При этих словах цыганка выпрямилась и на удивление молодым голосом сказала:
– Гарпия и сама уйдет. Но с вами мы еще увидимся.
– Какая странная женщина, – прошептал полковник.
Вся только что описанная нами сцена заняла не так много времени.
Как бы там ни было, часы пробили восемь утра, офицеры без промедления проводили девчушек до ворот поместья и вернулись обратно.
Несколько минут спустя они уже стояли перед Маталеном и его секундантами.
– Господа, приносим вам тысячу извинений… – сказал полковник.
– За что же? – спросил маркиз.
– За то, что заставили вас ждать. Уже десять минут девятого.
– Полноте! – отозвался один из секундантов Маталена. – Мы знаем, что вы приехали, когда еще не было восьми.
– Полковнику присуща одна особенность, – сказал противник де Сезака.
– Какая еще особенность?
– Он любит брать под свою защиту маленьких девочек, – ответил маркиз. – Эта любовь ему дорого обойдется.
– Прошу прощения, сударь, – произнес майор, выходя вперед. – Но у воспитанных людей принято…
– У воспитанных? И что же у них принято?
– Если противники – воспитанные люди, то во время дуэли у них принято не открывать рот, особенно для того, чтобы высказать угрозу или оскорбление.
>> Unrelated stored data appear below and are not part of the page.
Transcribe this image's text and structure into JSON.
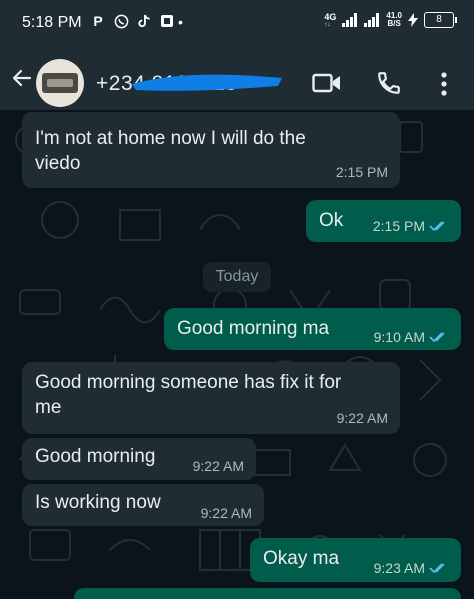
{
  "status_bar": {
    "time": "5:18 PM",
    "app_icons": [
      "P",
      "whatsapp-icon",
      "tiktok-icon",
      "office-icon"
    ],
    "dot": "•",
    "network_type": "4G",
    "network_sub": "↑↓",
    "speed_value": "41.0",
    "speed_unit": "B/S",
    "battery": "8"
  },
  "header": {
    "contact_name": "+234 813 5 15",
    "icons": [
      "back-arrow-icon",
      "video-call-icon",
      "voice-call-icon",
      "more-vert-icon"
    ]
  },
  "messages": [
    {
      "direction": "in",
      "text": "I'm not at home now I will do the\nviedo",
      "time": "2:15 PM"
    },
    {
      "direction": "out",
      "text": "Ok",
      "time": "2:15 PM",
      "read": true
    },
    {
      "direction": "out",
      "text": "Good morning ma",
      "time": "9:10 AM",
      "read": true
    },
    {
      "direction": "in",
      "text": "Good morning someone has fix it for\nme",
      "time": "9:22 AM"
    },
    {
      "direction": "in",
      "text": "Good morning",
      "time": "9:22 AM"
    },
    {
      "direction": "in",
      "text": "Is working now",
      "time": "9:22 AM"
    },
    {
      "direction": "out",
      "text": "Okay ma",
      "time": "9:23 AM",
      "read": true
    }
  ],
  "date_divider": "Today",
  "colors": {
    "background": "#0b141a",
    "incoming_bubble": "#1f2c34",
    "outgoing_bubble": "#005c4b",
    "read_ticks": "#53bdeb",
    "redaction": "#0f7fe6"
  }
}
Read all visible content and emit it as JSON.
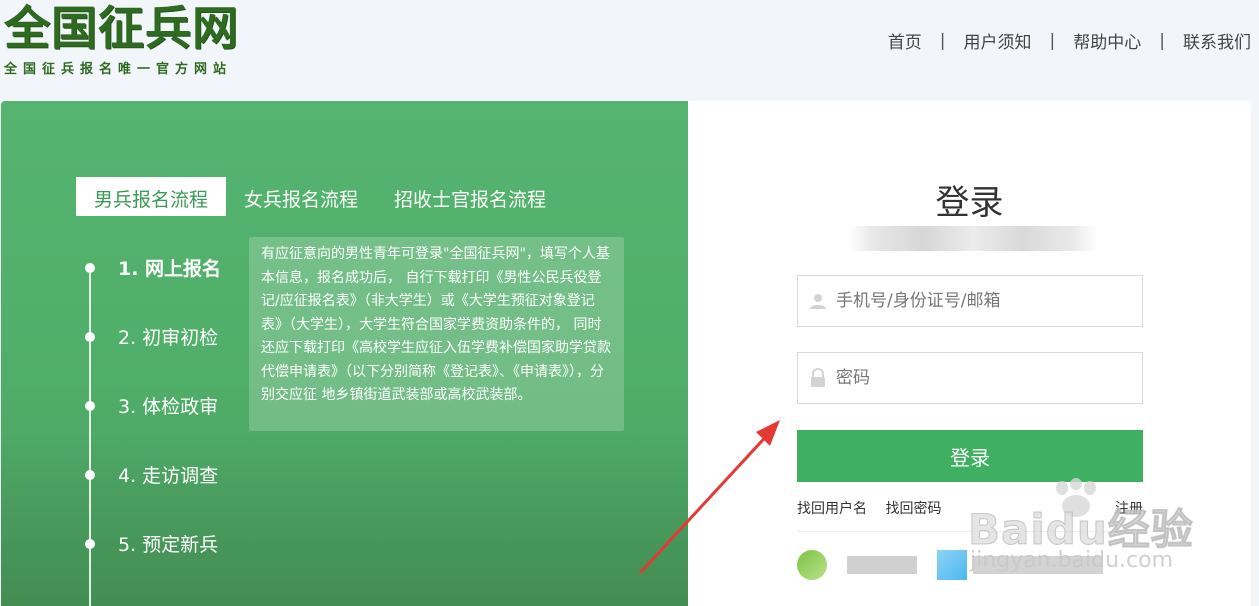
{
  "logo": {
    "title": "全国征兵网",
    "subtitle": "全国征兵报名唯一官方网站"
  },
  "nav": {
    "items": [
      "首页",
      "用户须知",
      "帮助中心",
      "联系我们"
    ],
    "separator": "|"
  },
  "tabs": [
    {
      "label": "男兵报名流程",
      "active": true
    },
    {
      "label": "女兵报名流程",
      "active": false
    },
    {
      "label": "招收士官报名流程",
      "active": false
    }
  ],
  "steps": [
    {
      "label": "1. 网上报名",
      "active": true
    },
    {
      "label": "2. 初审初检",
      "active": false
    },
    {
      "label": "3. 体检政审",
      "active": false
    },
    {
      "label": "4. 走访调查",
      "active": false
    },
    {
      "label": "5. 预定新兵",
      "active": false
    }
  ],
  "tooltip": "有应征意向的男性青年可登录\"全国征兵网\"，填写个人基本信息，报名成功后， 自行下载打印《男性公民兵役登记/应征报名表》（非大学生）或《大学生预征对象登记表》（大学生），大学生符合国家学费资助条件的， 同时还应下载打印《高校学生应征入伍学费补偿国家助学贷款代偿申请表》（以下分别简称《登记表》、《申请表》），分别交应征 地乡镇街道武装部或高校武装部。",
  "login": {
    "title": "登录",
    "username_placeholder": "手机号/身份证号/邮箱",
    "password_placeholder": "密码",
    "button": "登录",
    "find_username": "找回用户名",
    "find_password": "找回密码",
    "register": "注册"
  },
  "watermark": {
    "brand": "Baidu经验",
    "url": "jingyan.baidu.com"
  },
  "colors": {
    "brand_green": "#3fb062",
    "panel_green": "#52b16c",
    "logo_green": "#2e6a1f",
    "arrow_red": "#e53935"
  }
}
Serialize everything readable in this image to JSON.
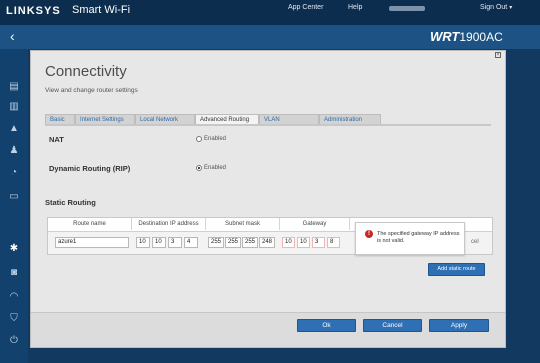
{
  "header": {
    "logo": "LINKSYS",
    "product": "Smart Wi-Fi",
    "nav": [
      "App Center",
      "Help",
      "Sign Out"
    ],
    "model": "WRT",
    "model_number": "1900AC"
  },
  "sidebar": {
    "icons": [
      "bar-chart-icon",
      "device-icon",
      "warning-icon",
      "parental-icon",
      "speed-icon",
      "media-icon",
      "gear-icon",
      "camera-icon",
      "wifi-icon",
      "shield-icon",
      "power-icon"
    ]
  },
  "page": {
    "title": "Connectivity",
    "subtitle": "View and change router settings",
    "tabs": [
      "Basic",
      "Internet Settings",
      "Local Network",
      "Advanced Routing",
      "VLAN",
      "Administration"
    ],
    "active_tab": "Advanced Routing"
  },
  "nat": {
    "label": "NAT",
    "option": "Enabled",
    "selected": false
  },
  "rip": {
    "label": "Dynamic Routing (RIP)",
    "option": "Enabled",
    "selected": true
  },
  "static_routing": {
    "title": "Static Routing",
    "columns": [
      "Route name",
      "Destination IP address",
      "Subnet mask",
      "Gateway"
    ],
    "row": {
      "route_name": "azure1",
      "dest_ip": [
        "10",
        "10",
        "3",
        "4"
      ],
      "subnet": [
        "255",
        "255",
        "255",
        "248"
      ],
      "gateway": [
        "10",
        "10",
        "3",
        "8"
      ]
    },
    "add_button": "Add static route",
    "cancel_fragment": "cel"
  },
  "error_tip": {
    "message": "The specified gateway IP address is not valid."
  },
  "footer": {
    "ok": "Ok",
    "cancel": "Cancel",
    "apply": "Apply"
  }
}
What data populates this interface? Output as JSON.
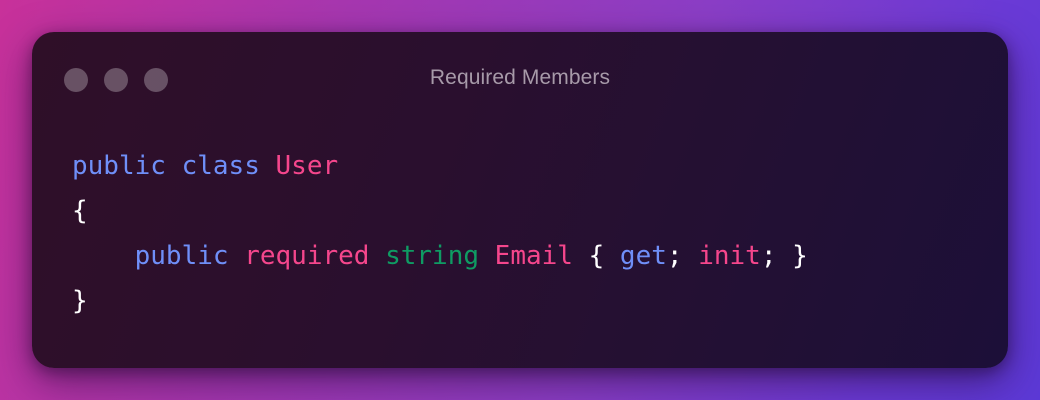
{
  "window": {
    "title": "Required Members"
  },
  "colors": {
    "keyword": "#6f8ff8",
    "identifier": "#f5468c",
    "type": "#0f9b63",
    "punctuation": "#ffffff"
  },
  "code": {
    "line1": {
      "kw1": "public",
      "kw2": "class",
      "class_name": "User"
    },
    "line2": {
      "open_brace": "{"
    },
    "line3": {
      "indent": "    ",
      "kw_public": "public",
      "modifier": "required",
      "type": "string",
      "property": "Email",
      "open_brace": "{",
      "getter": "get",
      "semicolon1": ";",
      "init": "init",
      "semicolon2": ";",
      "close_brace": "}"
    },
    "line4": {
      "close_brace": "}"
    }
  }
}
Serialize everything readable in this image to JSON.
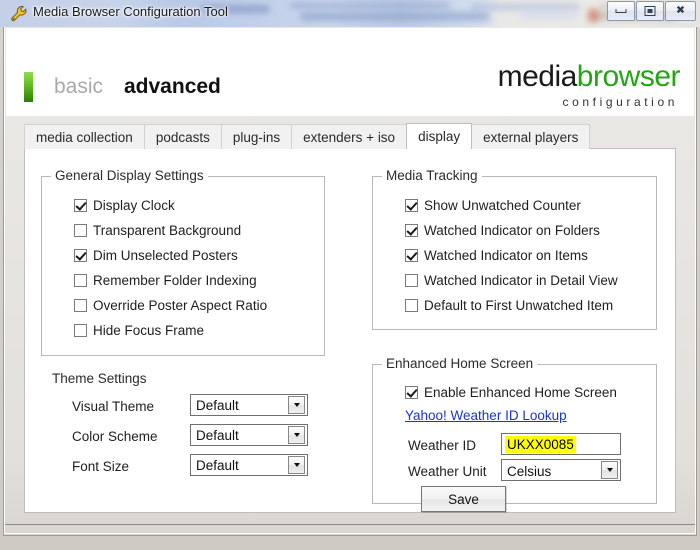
{
  "window": {
    "title": "Media Browser Configuration Tool",
    "icon": "wrench-icon",
    "buttons": {
      "minimize": "Minimize",
      "maximize": "Restore",
      "close": "Close"
    }
  },
  "header": {
    "basic_label": "basic",
    "advanced_label": "advanced",
    "logo_part1": "media",
    "logo_part2": "browser",
    "logo_subtitle": "configuration",
    "accent_green": "#22a613",
    "accent_bar_green": "#5cb81f"
  },
  "tabs": [
    {
      "label": "media collection",
      "active": false
    },
    {
      "label": "podcasts",
      "active": false
    },
    {
      "label": "plug-ins",
      "active": false
    },
    {
      "label": "extenders + iso",
      "active": false
    },
    {
      "label": "display",
      "active": true
    },
    {
      "label": "external players",
      "active": false
    }
  ],
  "general_display_settings": {
    "title": "General Display Settings",
    "checkboxes": [
      {
        "label": "Display Clock",
        "checked": true
      },
      {
        "label": "Transparent Background",
        "checked": false
      },
      {
        "label": "Dim Unselected Posters",
        "checked": true
      },
      {
        "label": "Remember Folder Indexing",
        "checked": false
      },
      {
        "label": "Override Poster Aspect Ratio",
        "checked": false
      },
      {
        "label": "Hide Focus Frame",
        "checked": false
      }
    ]
  },
  "media_tracking": {
    "title": "Media Tracking",
    "checkboxes": [
      {
        "label": "Show Unwatched Counter",
        "checked": true
      },
      {
        "label": "Watched Indicator on Folders",
        "checked": true
      },
      {
        "label": "Watched Indicator on Items",
        "checked": true
      },
      {
        "label": "Watched Indicator in Detail View",
        "checked": false
      },
      {
        "label": "Default to First Unwatched Item",
        "checked": false
      }
    ]
  },
  "theme_settings": {
    "title": "Theme Settings",
    "fields": [
      {
        "label": "Visual Theme",
        "value": "Default"
      },
      {
        "label": "Color Scheme",
        "value": "Default"
      },
      {
        "label": "Font Size",
        "value": "Default"
      }
    ]
  },
  "enhanced_home_screen": {
    "title": "Enhanced Home Screen",
    "enable_checkbox": {
      "label": "Enable Enhanced Home Screen",
      "checked": true
    },
    "lookup_link": "Yahoo! Weather ID Lookup",
    "weather_id": {
      "label": "Weather ID",
      "value": "UKXX0085",
      "highlight_color": "#ffff00"
    },
    "weather_unit": {
      "label": "Weather Unit",
      "value": "Celsius"
    },
    "save_button": "Save"
  }
}
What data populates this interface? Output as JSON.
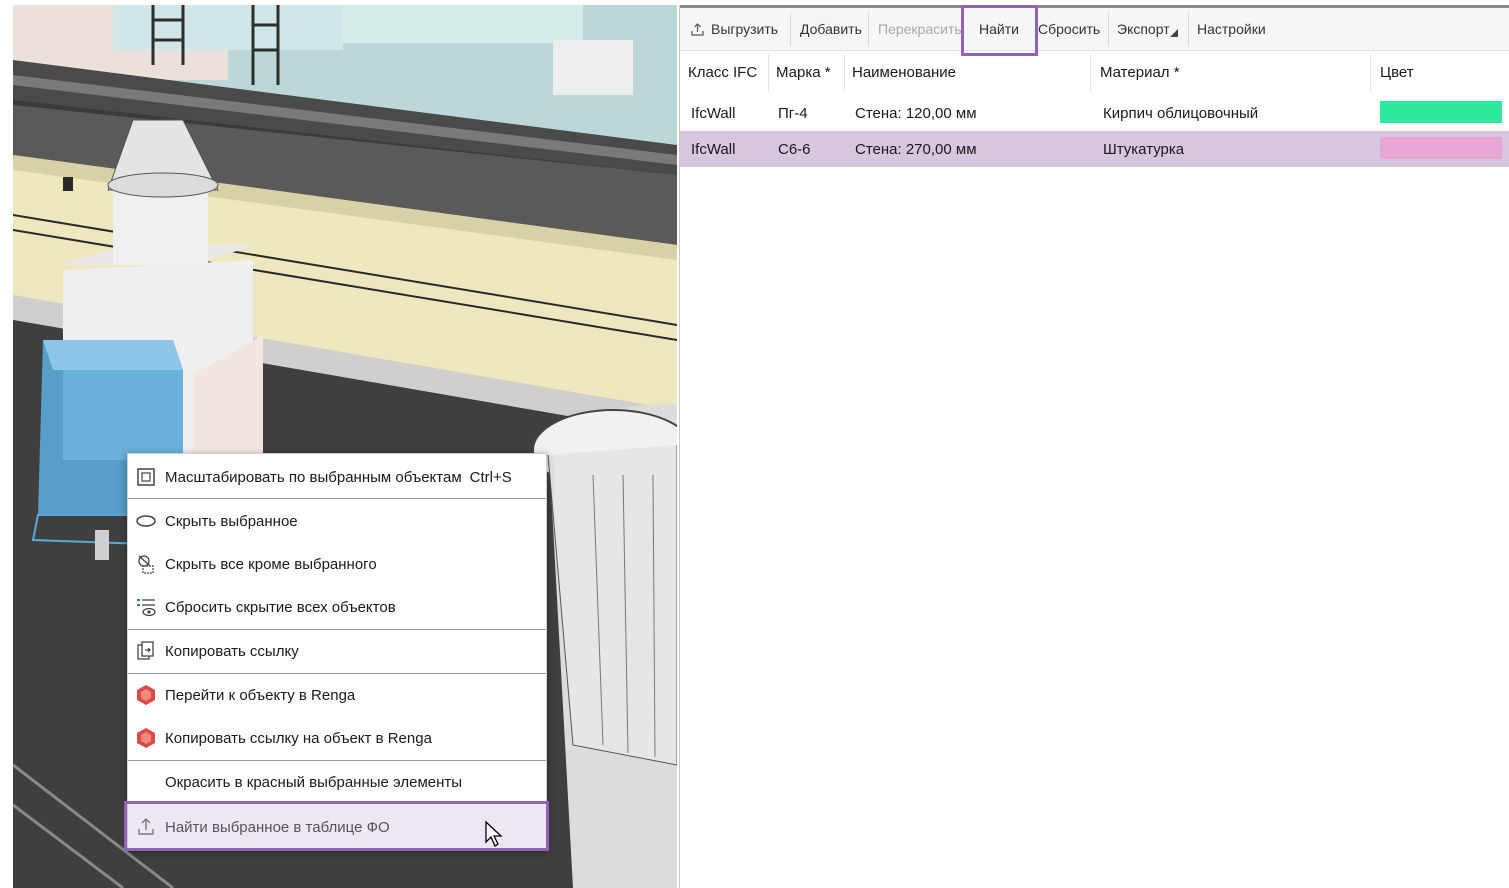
{
  "context_menu": {
    "items": [
      {
        "label": "Масштабировать по выбранным объектам",
        "shortcut": "Ctrl+S",
        "icon": "zoom-to-selection-icon"
      },
      {
        "label": "Скрыть выбранное",
        "icon": "eye-hide-icon"
      },
      {
        "label": "Скрыть все кроме выбранного",
        "icon": "isolate-selection-icon"
      },
      {
        "label": "Сбросить скрытие всех объектов",
        "icon": "show-all-icon"
      },
      {
        "label": "Копировать ссылку",
        "icon": "copy-link-icon"
      },
      {
        "label": "Перейти к объекту в Renga",
        "icon": "renga-logo-icon"
      },
      {
        "label": "Копировать ссылку на объект в Renga",
        "icon": "renga-logo-icon"
      },
      {
        "label": "Окрасить в красный выбранные элементы",
        "icon": ""
      },
      {
        "label": "Найти выбранное в таблице ФО",
        "icon": "upload-icon"
      }
    ]
  },
  "toolbar": {
    "unload": "Выгрузить",
    "add": "Добавить",
    "recolor": "Перекрасить",
    "find": "Найти",
    "reset": "Сбросить",
    "export": "Экспорт",
    "settings": "Настройки"
  },
  "table": {
    "columns": [
      "Класс IFC",
      "Марка *",
      "Наименование",
      "Материал *",
      "Цвет"
    ],
    "rows": [
      {
        "ifc_class": "IfcWall",
        "mark": "Пг-4",
        "name": "Стена: 120,00 мм",
        "material": "Кирпич облицовочный",
        "color": "#2ee89c",
        "selected": false
      },
      {
        "ifc_class": "IfcWall",
        "mark": "С6-6",
        "name": "Стена: 270,00 мм",
        "material": "Штукатурка",
        "color": "#e8a6d6",
        "selected": true
      }
    ]
  },
  "colors": {
    "highlight_border": "#8f63b5",
    "selected_row": "#d7c6df",
    "selected_object": "#5aa8d8"
  }
}
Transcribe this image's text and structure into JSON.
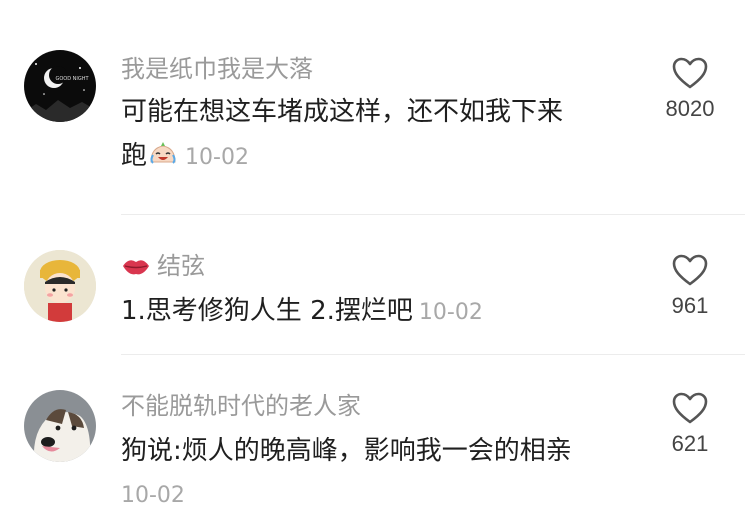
{
  "comments": [
    {
      "username": "我是纸巾我是大落",
      "text_line1": "可能在想这车堵成这样，还不如我下来",
      "text_line2": "跑",
      "date": "10-02",
      "likes": "8020",
      "avatar_text": "GOOD NIGHT"
    },
    {
      "username": "结弦",
      "text": "1.思考修狗人生 2.摆烂吧",
      "date": "10-02",
      "likes": "961"
    },
    {
      "username": "不能脱轨时代的老人家",
      "text": "狗说:烦人的晚高峰，影响我一会的相亲",
      "date": "10-02",
      "likes": "621"
    }
  ],
  "icons": {
    "like": "heart-outline-icon",
    "emoji": "crying-laughing-face-icon",
    "badge": "lips-icon"
  },
  "colors": {
    "username": "#9a9a9a",
    "text": "#1f1f1f",
    "date": "#a8a8a8",
    "badge": "#d9364f"
  }
}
– А вот мы ни о чем подобном не слышали, – ответствовал маркиз.
– Значит, вы плохо воспитаны, – покачал головой майор.
– Сударь!
– Погодите, я еще не закончил, – продолжал Монсегюр. – Мне осталось лишь сказать, что если вы и дальше будете демонстрировать свою невоспитанность, нам придется заставить вас соблюдать приличия, и если вы в совершенстве владеете шпагой, то я – вот этими двумя руками.
– Майор! – гневно воскликнул Робер де Сезак.
– И обещаю – я буду лупцевать вас до тех пор, пока вы не согласитесь драться на дуэли, как и подобает дворянину.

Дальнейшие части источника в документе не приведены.